Unfortunately, this is not always the case. Not even in prestigious Big Tech organisations (like AWS itself, as you can see).
Insider threats and you
AI agents should be treated like insider-risk actors: powerful, useful, and potentially dangerous if given excessive permissions. Whether the failure comes from malice, carelessness, compromised credentials, or an over-eager agent, the engineering problem is the same: the system must tolerate bad actions from trusted actors.
SRE and security
As a Site Reliability Engineer, security is part of the job. SREs handle concepts like guardrails, replication, backups, Service-Level Agreements, business continuity, and more. Two of the most important concepts in Site Reliability Engineering are the “nines” in an SLI/SLO/SLA [archived version], and being “blameless” [archived version].
Outages
It is impossible to be 100% available, because this implies there can never be any outage, and this is not possible for complex interconnected systems. This can occur at any time: from earthquakes, nuclear power plant meltdowns, total nationwide blackout, or even aerial attacks targeting your datacenter—as it happened to AWS sites in UAE—and it is often impossible to avoid these events because they are out of your control. It is, however, possible to plan and work around these potential threats by making sure your architecture is able to recover from different kinds of disasters.
The cause of the outage is not important. What matters is the outage occurring at all. AI is just one more vector.
Blameless
“Blameless” culture is not just about avoiding pointing fingers after an outage.
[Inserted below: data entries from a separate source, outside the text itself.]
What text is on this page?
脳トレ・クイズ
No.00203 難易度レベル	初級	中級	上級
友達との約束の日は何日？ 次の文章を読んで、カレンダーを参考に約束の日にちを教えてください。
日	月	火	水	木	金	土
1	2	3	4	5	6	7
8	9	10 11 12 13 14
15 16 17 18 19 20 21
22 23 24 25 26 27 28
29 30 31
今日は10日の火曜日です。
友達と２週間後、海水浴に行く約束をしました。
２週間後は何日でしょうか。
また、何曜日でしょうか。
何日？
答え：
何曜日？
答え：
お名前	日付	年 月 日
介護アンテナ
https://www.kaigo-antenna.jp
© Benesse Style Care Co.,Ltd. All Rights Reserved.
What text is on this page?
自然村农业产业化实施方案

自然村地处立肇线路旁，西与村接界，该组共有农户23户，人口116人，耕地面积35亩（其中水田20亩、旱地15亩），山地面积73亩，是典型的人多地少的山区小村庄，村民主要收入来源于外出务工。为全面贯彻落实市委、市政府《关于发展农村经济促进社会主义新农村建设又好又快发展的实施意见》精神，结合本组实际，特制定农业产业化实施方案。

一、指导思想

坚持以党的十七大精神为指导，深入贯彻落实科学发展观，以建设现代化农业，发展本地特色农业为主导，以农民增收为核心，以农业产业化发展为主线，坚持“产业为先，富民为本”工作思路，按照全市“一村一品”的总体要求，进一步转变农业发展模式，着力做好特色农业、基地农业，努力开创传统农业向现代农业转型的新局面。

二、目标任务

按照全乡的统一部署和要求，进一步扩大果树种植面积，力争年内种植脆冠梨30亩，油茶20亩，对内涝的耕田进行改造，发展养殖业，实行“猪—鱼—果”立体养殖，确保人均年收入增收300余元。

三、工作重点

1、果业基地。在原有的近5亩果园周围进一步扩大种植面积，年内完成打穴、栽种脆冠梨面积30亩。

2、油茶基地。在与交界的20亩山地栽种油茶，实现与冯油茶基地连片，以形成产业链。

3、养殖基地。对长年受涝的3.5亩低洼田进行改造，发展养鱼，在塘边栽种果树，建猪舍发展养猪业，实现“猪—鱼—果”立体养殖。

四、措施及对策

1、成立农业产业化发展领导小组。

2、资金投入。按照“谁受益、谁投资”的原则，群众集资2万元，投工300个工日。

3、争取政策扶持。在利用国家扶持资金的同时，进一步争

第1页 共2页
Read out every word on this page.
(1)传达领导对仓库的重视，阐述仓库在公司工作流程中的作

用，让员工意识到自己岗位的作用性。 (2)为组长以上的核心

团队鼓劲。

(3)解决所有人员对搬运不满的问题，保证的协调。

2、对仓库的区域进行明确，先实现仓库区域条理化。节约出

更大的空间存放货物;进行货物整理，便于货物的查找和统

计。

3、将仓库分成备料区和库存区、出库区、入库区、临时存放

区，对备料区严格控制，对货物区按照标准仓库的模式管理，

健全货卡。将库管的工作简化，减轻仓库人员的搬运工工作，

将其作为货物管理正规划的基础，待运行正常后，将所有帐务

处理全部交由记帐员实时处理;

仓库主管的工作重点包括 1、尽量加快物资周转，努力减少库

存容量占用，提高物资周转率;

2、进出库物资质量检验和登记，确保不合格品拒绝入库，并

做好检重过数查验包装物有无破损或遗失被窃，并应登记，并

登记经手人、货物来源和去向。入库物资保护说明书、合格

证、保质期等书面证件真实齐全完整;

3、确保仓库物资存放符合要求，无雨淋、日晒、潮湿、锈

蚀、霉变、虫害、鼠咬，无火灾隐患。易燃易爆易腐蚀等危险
It is about engineering systems that account for user error. Nobody should be able to click a button or run a command and bring down your business, whether they are an external attacker, an internal employee, or an AI agent acting with valid credentials.
This is achieved through layers of defence in depth, backups, and by adding friction to deployments and development. No developer should have easy access to a production database, especially if you handle sensitive customer data (GDPR, PCI), or if you are a large publicly-listed organisation with financial obligations and reporting requirements (SOx).
If a developer does bring down production, the response should not be to scold them. Recover the systems, then investigate the failure. Why did a single user manage to bring down the system? What specific steps allowed this to happen? How can we prevent this class of outage?
Anything a person can do, AI can do just as well. In an organisation with strict Site Reliability Engineering principles, this should not be possible. If it does happen, treat it as a learning opportunity rather than dismissing AI as ineffective and dangerous.
Conclusion
If an agent can delete your production database, then you need to reconsider your security posture. The answer is to design production systems where no single actor has enough unchecked power to destroy the business.
It is your responsibility to design secure, reliable systems that can withstand user error, AI hallucinations, and motivated adversaries. The mitigations are largely the same.
So, to answer the question:
Why did AI destroy my production database?
Because you gave it credentials, reachability, and insufficient blast-radius controls.